President and CFO Aditya Mittal made the new commitment before speaking about the challenges of decarbonizing the steel industry at the Financial Times Commodities Conference.
He said in the statement that all parts of the economy in every region of the world would have to contribute to achieve net zero carbon emissions by 2050.
"As the world's leading steel company, we believe we have a responsibility to lead the efforts to decarbonize the steel-making process, which today has a significant carbon footprint," Mittal said.
"Steel will remain a vital material for our world and indeed is the most circular of all materials. Our challenge is to be able to make steel using clean energy technologies on a commercial scale, while remaining competitive in the global steel industry."
"Critical to turning the target into reality will be policy to enable steel to remain competitive while decarbonizing -- particularly given every region of the world is moving at a different pace. We intend to actively engage with governments to chart a way forward that enables the steel industry to make meaningful progress through carefully designed policy that protects against carbon leakage," he added.
Two routes to decarbonization
ArcelorMittal has identified two low-emissions steelmaking routes, both of which have the potential to lead to carbon-neutral steelmaking: the Hydrogen-Direct Reduced Iron route, which uses hydrogen as a reducing agent, and the Smart Carbon route which centers around modifying the blast furnace route to create carbon-neutral steelmaking through the use of circular carbon in the form of sustainable biomass or carbon containing waste streams and carbon capture and use (CCU) and storage (CCS).
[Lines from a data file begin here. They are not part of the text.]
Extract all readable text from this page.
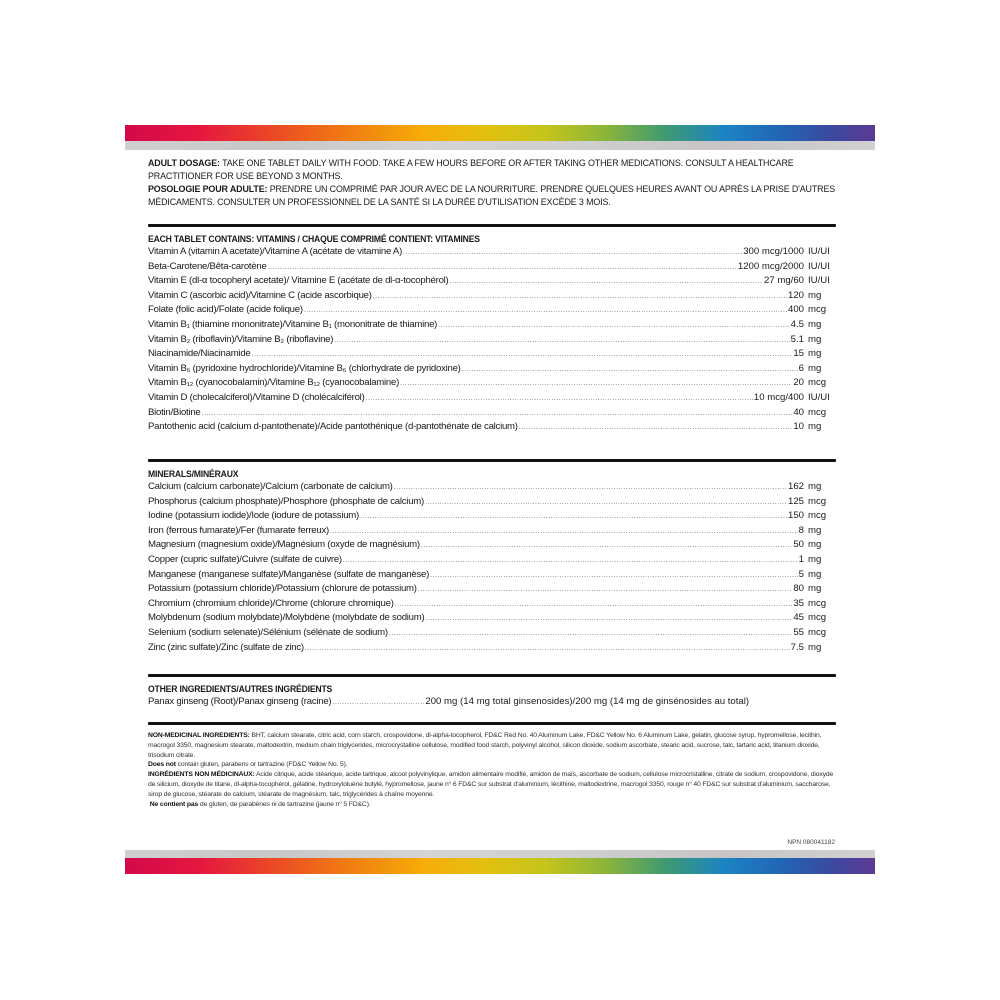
ADULT DOSAGE: TAKE ONE TABLET DAILY WITH FOOD. TAKE A FEW HOURS BEFORE OR AFTER TAKING OTHER MEDICATIONS. CONSULT A HEALTHCARE PRACTITIONER FOR USE BEYOND 3 MONTHS.
POSOLOGIE POUR ADULTE: PRENDRE UN COMPRIMÉ PAR JOUR AVEC DE LA NOURRITURE. PRENDRE QUELQUES HEURES AVANT OU APRÈS LA PRISE D'AUTRES MÉDICAMENTS. CONSULTER UN PROFESSIONNEL DE LA SANTÉ SI LA DURÉE D'UTILISATION EXCÈDE 3 MOIS.
EACH TABLET CONTAINS: VITAMINS / CHAQUE COMPRIMÉ CONTIENT: VITAMINES
Vitamin A (vitamin A acetate)/Vitamine A (acétate de vitamine A) .....	300 mcg/1000 IU/UI
Beta-Carotene/Bêta-carotène .....	1200 mcg/2000 IU/UI
Vitamin E (dl-α tocopheryl acetate)/ Vitamine E (acétate de dl-α-tocophérol) .....	27 mg/60 IU/UI
Vitamin C (ascorbic acid)/Vitamine C (acide ascorbique) .....	120 mg
Folate (folic acid)/Folate (acide folique) .....	400 mcg
Vitamin B₁ (thiamine mononitrate)/Vitamine B₁ (mononitrate de thiamine) .....	4.5 mg
Vitamin B₂ (riboflavin)/Vitamine B₂ (riboflavine) .....	5.1 mg
Niacinamide/Niacinamide .....	15 mg
Vitamin B₆ (pyridoxine hydrochloride)/Vitamine B₆ (chlorhydrate de pyridoxine) .....	6 mg
Vitamin B₁₂ (cyanocobalamin)/Vitamine B₁₂ (cyanocobalamine) .....	20 mcg
Vitamin D (cholecalciferol)/Vitamine D (cholécalciférol) .....	10 mcg/400 IU/UI
Biotin/Biotine .....	40 mcg
Pantothenic acid (calcium d-pantothenate)/Acide pantothénique (d-pantothénate de calcium) .....	10 mg
MINERALS/MINÉRAUX
Calcium (calcium carbonate)/Calcium (carbonate de calcium) .....	162 mg
Phosphorus (calcium phosphate)/Phosphore (phosphate de calcium) .....	125 mcg
Iodine (potassium iodide)/Iode (iodure de potassium) .....	150 mcg
Iron (ferrous fumarate)/Fer (fumarate ferreux) .....	8 mg
Magnesium (magnesium oxide)/Magnésium (oxyde de magnésium) .....	50 mg
Copper (cupric sulfate)/Cuivre (sulfate de cuivre) .....	1 mg
Manganese (manganese sulfate)/Manganèse (sulfate de manganèse) .....	5 mg
Potassium (potassium chloride)/Potassium (chlorure de potassium) .....	80 mg
Chromium (chromium chloride)/Chrome (chlorure chromique) .....	35 mcg
Molybdenum (sodium molybdate)/Molybdène (molybdate de sodium) .....	45 mcg
Selenium (sodium selenate)/Sélénium (sélénate de sodium) .....	55 mcg
Zinc (zinc sulfate)/Zinc (sulfate de zinc) .....	7.5 mg
OTHER INGREDIENTS/AUTRES INGRÉDIENTS
Panax ginseng (Root)/Panax ginseng (racine) .....	200 mg (14 mg total ginsenosides)/200 mg (14 mg de ginsénosides au total)
NON-MEDICINAL INGREDIENTS: BHT, calcium stearate, citric acid, corn starch, crospovidone, dl-alpha-tocopherol, FD&C Red No. 40 Aluminum Lake, FD&C Yellow No. 6 Aluminum Lake, gelatin, glucose syrup, hypromellose, lecithin, macrogol 3350, magnesium stearate, maltodextrin, medium chain triglycerides, microcrystalline cellulose, modified food starch, polyvinyl alcohol, silicon dioxide, sodium ascorbate, stearic acid, sucrose, talc, tartaric acid, titanium dioxide, trisodium citrate.
Does not contain gluten, parabens or tartrazine (FD&C Yellow No. 5).
INGRÉDIENTS NON MÉDICINAUX: Acide citrique, acide stéarique, acide tartrique, alcool polyvinylique, amidon alimentaire modifié, amidon de maïs, ascorbate de sodium, cellulose microcristalline, citrate de sodium, crospovidone, dioxyde de silicium, dioxyde de titane, dl-alpha-tocophérol, gélatine, hydroxytoluène butylé, hypromellose, jaune n° 6 FD&C sur substrat d'aluminium, lécithine, maltodextrine, macrogol 3350, rouge n° 40 FD&C sur substrat d'aluminium, saccharose, sirop de glucose, stéarate de calcium, stéarate de magnésium, talc, triglycérides à chaîne moyenne.
Ne contient pas de gluten, de parabènes ni de tartrazine (jaune n° 5 FD&C).
NPN 080041182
A demonstration Hydrogen-DRI plant at the ArcelorMittal site in Hamburg, where the company has Europe's only operational DRI-electric arc furnace plant, is currently planned and is scheduled to start up in 2023. ArcelorMittal is also constructing several commercial-scale projects to test a range of Smart Carbon technologies. The aim is to start up the key projects in 2022.
The company said both routes had the potential to deliver carbon-neutral steel by 2050, but that it believed Smart Carbon could deliver results sooner, "and make a meaningful contribution to CO2 emissions reduction this decade, while industrial scale production from the Hydrogen-DRI route is unlikely to be significant before 2030 due to the current high costs."
ArcelorMittal said that it would give further details on its 2050 net-zero target in its second climate action report, which is expected to be published before the end of 2020.